These sentiments of obligation
he continued, long after Lord Clifford's death, to express in terms
equally glowing;[28] so that we may safely do this statesman's memory
the justice to record him as an active and discerning patron of Dryden's
genius.
In the course of 1673 our author's pen was engaged in a task, which may
be safely condemned as presumptuous, though that pen was Dryden's. It
was no other than that of new-modelling the "Paradise Lost" of Milton
into a dramatic poem, called the "State of Innocence, or the Fall of
Man." The coldness with which Milton's mighty epic was received upon the
first publication is almost proverbial. The character of the author,
obnoxious for his share in the usurped government; the turn of the
language, so different from that of the age; the seriousness of a
subject so discordant with its lively frivolities--gave to the author's
renown the slowness of growth with the permanency of the oak.
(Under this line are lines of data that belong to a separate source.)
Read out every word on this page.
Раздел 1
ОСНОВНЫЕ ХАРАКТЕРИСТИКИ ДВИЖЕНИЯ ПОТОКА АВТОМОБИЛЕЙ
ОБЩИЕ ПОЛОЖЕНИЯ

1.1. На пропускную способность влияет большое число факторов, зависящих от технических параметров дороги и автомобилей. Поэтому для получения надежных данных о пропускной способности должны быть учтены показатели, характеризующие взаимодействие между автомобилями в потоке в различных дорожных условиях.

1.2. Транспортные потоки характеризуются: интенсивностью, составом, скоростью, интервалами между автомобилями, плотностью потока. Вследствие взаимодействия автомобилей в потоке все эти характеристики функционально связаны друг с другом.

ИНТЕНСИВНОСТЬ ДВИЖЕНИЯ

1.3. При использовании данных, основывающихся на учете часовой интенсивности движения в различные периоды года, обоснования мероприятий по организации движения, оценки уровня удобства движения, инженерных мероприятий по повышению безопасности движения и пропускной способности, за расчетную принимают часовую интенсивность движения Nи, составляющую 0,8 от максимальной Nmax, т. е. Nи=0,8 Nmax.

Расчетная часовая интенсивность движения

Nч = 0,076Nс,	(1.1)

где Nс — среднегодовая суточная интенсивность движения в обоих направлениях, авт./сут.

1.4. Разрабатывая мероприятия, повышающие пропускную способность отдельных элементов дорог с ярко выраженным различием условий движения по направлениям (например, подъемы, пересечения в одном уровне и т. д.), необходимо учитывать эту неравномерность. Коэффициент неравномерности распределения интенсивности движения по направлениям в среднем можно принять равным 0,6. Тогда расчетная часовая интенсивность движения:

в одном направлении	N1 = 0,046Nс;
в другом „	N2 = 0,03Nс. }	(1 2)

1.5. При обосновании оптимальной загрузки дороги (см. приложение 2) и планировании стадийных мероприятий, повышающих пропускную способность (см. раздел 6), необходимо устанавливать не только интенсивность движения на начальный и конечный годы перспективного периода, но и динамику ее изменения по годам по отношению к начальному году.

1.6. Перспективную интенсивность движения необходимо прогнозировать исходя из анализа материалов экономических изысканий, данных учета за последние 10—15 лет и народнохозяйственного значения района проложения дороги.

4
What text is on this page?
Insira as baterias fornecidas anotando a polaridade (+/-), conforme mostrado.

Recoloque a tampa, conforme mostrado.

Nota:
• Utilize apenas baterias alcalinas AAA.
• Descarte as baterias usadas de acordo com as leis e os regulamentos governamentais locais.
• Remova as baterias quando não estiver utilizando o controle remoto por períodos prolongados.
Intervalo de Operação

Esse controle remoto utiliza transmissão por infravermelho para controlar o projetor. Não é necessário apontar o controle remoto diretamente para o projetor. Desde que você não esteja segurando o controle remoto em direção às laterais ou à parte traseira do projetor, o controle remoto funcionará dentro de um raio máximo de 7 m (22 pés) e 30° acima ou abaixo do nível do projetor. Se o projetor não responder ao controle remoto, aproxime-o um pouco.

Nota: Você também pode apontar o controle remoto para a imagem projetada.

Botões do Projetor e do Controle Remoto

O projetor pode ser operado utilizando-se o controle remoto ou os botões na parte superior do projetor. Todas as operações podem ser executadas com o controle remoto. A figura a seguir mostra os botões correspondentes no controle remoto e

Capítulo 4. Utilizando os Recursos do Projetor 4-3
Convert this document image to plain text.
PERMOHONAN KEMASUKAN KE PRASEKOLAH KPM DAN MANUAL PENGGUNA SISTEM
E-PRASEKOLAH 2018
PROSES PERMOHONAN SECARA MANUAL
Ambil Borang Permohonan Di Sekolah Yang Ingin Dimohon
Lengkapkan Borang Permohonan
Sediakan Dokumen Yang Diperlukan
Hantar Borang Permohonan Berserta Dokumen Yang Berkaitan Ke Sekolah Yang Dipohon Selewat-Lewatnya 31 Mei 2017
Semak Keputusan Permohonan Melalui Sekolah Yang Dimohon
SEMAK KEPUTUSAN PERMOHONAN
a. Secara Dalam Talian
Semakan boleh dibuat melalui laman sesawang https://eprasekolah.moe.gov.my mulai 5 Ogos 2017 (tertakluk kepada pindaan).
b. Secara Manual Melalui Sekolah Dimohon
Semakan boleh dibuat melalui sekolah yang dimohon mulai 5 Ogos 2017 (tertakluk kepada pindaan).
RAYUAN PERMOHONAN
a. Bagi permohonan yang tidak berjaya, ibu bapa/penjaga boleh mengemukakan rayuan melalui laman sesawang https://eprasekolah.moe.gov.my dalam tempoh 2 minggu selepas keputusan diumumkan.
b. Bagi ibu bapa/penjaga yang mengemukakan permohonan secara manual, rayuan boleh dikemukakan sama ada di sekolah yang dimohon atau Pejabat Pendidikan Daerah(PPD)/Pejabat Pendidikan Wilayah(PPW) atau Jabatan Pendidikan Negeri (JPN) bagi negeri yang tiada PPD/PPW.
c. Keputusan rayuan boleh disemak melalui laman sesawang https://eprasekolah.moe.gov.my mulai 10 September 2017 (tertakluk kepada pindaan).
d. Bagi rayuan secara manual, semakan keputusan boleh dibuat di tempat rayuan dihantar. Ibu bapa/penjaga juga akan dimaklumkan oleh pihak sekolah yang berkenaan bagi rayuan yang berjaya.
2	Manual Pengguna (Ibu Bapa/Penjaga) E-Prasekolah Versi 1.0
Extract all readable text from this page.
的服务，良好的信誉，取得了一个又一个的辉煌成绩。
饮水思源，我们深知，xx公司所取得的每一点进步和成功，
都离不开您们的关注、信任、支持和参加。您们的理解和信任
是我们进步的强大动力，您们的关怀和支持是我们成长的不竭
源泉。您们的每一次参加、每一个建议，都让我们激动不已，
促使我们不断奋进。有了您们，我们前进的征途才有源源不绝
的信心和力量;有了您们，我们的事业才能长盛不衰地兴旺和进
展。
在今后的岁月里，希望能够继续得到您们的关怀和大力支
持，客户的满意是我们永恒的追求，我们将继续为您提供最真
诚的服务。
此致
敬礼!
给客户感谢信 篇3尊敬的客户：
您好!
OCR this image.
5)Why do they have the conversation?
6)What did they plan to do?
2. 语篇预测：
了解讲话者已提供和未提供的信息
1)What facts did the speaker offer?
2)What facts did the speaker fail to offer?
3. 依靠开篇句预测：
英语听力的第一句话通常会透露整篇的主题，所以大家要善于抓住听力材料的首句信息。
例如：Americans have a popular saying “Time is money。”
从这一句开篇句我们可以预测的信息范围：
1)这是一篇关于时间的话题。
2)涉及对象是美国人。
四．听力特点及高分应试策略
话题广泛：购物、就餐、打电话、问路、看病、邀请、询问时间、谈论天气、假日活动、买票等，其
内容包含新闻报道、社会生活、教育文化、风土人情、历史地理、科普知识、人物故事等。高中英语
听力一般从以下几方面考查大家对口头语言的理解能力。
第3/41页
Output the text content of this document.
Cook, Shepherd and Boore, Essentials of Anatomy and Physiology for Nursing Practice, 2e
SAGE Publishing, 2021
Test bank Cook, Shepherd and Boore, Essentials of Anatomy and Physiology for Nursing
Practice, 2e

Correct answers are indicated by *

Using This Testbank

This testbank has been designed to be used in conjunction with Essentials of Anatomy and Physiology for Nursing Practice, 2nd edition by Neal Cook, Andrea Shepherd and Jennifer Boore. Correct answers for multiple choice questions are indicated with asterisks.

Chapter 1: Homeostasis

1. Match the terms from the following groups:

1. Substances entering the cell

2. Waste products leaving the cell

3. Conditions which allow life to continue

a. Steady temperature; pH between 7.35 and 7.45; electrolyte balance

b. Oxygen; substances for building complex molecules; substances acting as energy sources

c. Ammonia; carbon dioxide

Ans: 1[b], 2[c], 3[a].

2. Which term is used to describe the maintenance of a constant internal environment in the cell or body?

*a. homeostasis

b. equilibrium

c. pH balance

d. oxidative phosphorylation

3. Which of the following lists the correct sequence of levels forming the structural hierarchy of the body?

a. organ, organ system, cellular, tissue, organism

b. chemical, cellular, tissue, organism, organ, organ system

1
Milton's
merit, however, had not escaped the eye of Dryden.[29] He was acquainted
with the author, perhaps even before the Restoration; and who can doubt
Dryden's power of feeling the sublimity of the "Paradise Lost," even had
he himself not assured us, in the prefatory essay to his own piece, that
he accounts it, "undoubtedly, one of the greatest, most noble, and most
sublime poems, which either this age or nation has produced"? We are,
therefore, to seek for the motive which could have induced him, holding
this opinion, "to gild pure gold, and set a perfume on the violet.